Given the above what makes us still optimistic?
1. The starting pitching staff will be better. It can’t be much worse. They finished 26th in Major League ERA. With the signing of Carl Pavano, Kevin Slowey’s recovery and the renewal of Francisco Liriano, the staff looks to be if not reborn; remade.
The relief corps looked great at least until the news about Joe Nathan’s arm. Make no mistake, that’s going to hurt and perhaps cost the Twins two or three victories this season. The pitching will be better, but how much better is the question.
How then will the Twins win the Division? (And I believe they will)
2. They will do it with their position player lineup.
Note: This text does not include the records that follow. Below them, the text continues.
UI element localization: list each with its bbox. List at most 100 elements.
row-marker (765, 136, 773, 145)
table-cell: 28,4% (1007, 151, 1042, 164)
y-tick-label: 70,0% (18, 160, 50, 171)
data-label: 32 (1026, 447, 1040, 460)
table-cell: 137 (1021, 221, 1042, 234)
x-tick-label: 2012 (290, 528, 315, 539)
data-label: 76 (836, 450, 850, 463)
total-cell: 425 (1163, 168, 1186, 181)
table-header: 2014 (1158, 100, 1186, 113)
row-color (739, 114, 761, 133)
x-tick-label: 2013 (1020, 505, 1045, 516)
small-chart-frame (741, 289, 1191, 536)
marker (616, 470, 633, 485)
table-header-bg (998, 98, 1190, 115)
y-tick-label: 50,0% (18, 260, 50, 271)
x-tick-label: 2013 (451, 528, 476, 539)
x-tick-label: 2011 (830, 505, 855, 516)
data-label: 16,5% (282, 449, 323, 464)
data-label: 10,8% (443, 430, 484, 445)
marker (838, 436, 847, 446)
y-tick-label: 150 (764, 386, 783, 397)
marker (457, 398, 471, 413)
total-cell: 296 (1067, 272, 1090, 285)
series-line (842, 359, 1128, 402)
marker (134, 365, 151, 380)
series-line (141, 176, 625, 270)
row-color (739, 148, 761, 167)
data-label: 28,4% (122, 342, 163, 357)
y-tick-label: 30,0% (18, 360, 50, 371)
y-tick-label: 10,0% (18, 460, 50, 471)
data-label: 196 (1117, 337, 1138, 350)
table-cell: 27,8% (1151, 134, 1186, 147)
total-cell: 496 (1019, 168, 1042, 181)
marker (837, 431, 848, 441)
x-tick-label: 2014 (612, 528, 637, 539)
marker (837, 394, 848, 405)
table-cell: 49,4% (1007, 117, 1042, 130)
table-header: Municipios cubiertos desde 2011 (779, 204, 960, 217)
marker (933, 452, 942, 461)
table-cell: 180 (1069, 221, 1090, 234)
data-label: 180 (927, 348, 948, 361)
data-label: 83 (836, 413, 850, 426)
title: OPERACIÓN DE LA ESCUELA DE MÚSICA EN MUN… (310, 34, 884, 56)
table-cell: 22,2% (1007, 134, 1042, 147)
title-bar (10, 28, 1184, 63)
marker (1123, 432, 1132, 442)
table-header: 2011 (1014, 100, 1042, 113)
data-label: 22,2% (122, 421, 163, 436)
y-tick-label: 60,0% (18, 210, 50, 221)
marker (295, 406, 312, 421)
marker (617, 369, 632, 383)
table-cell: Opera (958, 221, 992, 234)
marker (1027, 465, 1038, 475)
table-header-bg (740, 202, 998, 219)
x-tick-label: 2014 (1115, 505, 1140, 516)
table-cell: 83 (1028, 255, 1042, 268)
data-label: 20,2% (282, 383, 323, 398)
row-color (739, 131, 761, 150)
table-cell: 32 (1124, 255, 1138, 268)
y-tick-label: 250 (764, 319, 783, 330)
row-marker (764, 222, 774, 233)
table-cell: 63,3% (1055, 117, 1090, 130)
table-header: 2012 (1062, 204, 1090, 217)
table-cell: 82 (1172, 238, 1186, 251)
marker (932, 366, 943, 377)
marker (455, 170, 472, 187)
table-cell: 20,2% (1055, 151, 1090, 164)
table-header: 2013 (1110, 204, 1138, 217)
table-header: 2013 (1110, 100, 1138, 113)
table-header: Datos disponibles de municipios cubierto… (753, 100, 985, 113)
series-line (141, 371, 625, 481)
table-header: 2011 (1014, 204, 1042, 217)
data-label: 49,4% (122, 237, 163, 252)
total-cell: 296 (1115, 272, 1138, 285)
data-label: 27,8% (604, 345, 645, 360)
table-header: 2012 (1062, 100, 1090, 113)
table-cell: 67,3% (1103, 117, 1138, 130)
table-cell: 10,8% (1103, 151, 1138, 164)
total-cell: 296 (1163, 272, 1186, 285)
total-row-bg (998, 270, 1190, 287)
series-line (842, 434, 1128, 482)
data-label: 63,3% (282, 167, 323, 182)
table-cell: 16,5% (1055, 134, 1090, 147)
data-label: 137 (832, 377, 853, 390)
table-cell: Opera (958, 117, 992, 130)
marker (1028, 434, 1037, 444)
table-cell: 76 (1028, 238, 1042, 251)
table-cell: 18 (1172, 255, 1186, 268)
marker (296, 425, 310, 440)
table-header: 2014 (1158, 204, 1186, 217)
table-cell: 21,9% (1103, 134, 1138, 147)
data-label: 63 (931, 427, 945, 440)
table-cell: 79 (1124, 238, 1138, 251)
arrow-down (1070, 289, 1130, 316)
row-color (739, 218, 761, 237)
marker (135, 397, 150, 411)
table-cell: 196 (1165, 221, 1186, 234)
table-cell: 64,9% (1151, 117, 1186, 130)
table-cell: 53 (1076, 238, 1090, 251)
The addition of Hardy, Hudson, Thome and the hopes for a full season from Morneau and Mauer have made the Twins lineup one to be feared. They finished fourth last season in runs scored during league play and should do better this year with their strong lineup and a bench not composed of singles hitters.
There are a lot of questions. How will the starting pitching fare? Will General Manager Bill Smith get a replacement for Nathan? I believe he will, for this is the year of the stadium and many of the Twins have one-year contracts. I think Smith will continue to go for it all this year.
The Twins will be division winners and it remains to be seen how much more.